The plus side to this is there's only one place to look for apps, which simplifies the Android experience somewhat. The downside is it means we should compare Huawei's icon design decisions to those of Apple, where there's only going to be one winner.
The Huawei icons are a bit odd. The Ascend P7's music player icon is a pink circle on a red background.
It's presumably meant to represent one of those CDs people used to listen to music on back in the 1930s, but this, and many of Huawei's other icons like the vague green hill that represents the Gallery, don't stand out.
You have to learn what each icon means, such is the lack of obvious visual clues.

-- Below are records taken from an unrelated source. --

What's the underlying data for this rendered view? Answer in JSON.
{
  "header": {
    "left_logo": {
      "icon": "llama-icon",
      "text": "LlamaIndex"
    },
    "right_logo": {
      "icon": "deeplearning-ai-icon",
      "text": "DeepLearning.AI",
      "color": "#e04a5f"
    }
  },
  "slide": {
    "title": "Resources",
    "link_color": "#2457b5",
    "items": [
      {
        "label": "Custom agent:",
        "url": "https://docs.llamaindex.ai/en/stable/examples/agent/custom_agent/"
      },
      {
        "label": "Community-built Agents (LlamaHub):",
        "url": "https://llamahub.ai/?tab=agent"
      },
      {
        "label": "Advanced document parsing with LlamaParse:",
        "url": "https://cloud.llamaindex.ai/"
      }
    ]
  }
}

The second big feature is an oddity. This is Huawei's Simple Home screen option, an entirely separate replacement UI its chucked in here for a laugh. It's a simplified Windows Phone-like option, which adds massive icons to apps and features.
It's not particularly customisable in that all you can do is add and remove the chunky icons, but we could see it being a good way to introduce a child or elderly relative to a smartphone without leaving them utterly confused.
The third strange little Huawei feature is the floating launch that Huawei calls the Suspend Button.
That's a weird name for it, as it's more like a shortcut to a few housekeeping tools: a memory cleaner, screen lock manager and odd duplicated Back and Home buttons, along with a second menu that spins in some other mini apps.
These little apps are similar to the floating mini apps that feature in Sony's Android skin, popping up the messaging window, music player, calculator and a notes app in a stylish little window that floats atop the Home screens.
Multitasking is accessed in the usual Android manner, with the right-hand on-screen button pulling up a list of recently used apps.
From here you can swipe some away to free up memory (or hide your tracks), plus there's a brush icon that dismisses everything. The Huawei Ascend P7 informs you how much RAM the process has just cleared up, something enthusiasts will enjoy knowing.
The pull-down notifications tab is the other core pillar of the Android universe, and here Huawei's fiddled just a little.
A customisable collection of five toggles sits at the top when you first pull down the notifications blind, with another pull on the button area revealing more controls - and useful quick access to a screen brightness slider. A separate menu lets you rearrange the order in which this appears.
Huawei's given this a clean white look that's rather swish, although it often struggled to scroll into view smoothly, especially when pulled down from the lock screen.
The Geekbench 3 scores are underwhelming too. The Huawei Ascend P7 scored just 1,792 in the multi-core test, quite a bit lower than the 2,579 pumped out by the Nexus 5.
In reality, the only performance issues I noticed was a glitchy notifications menu, which tends to pull itself down less than smoothly.
There was also the occasional Home screen scroll jerk when the phone was stressed with updating apps and some choppiness on the viewfinder when recording video clips, although the clips themselves came out fine. For the most part, it's a quick and reliable phone.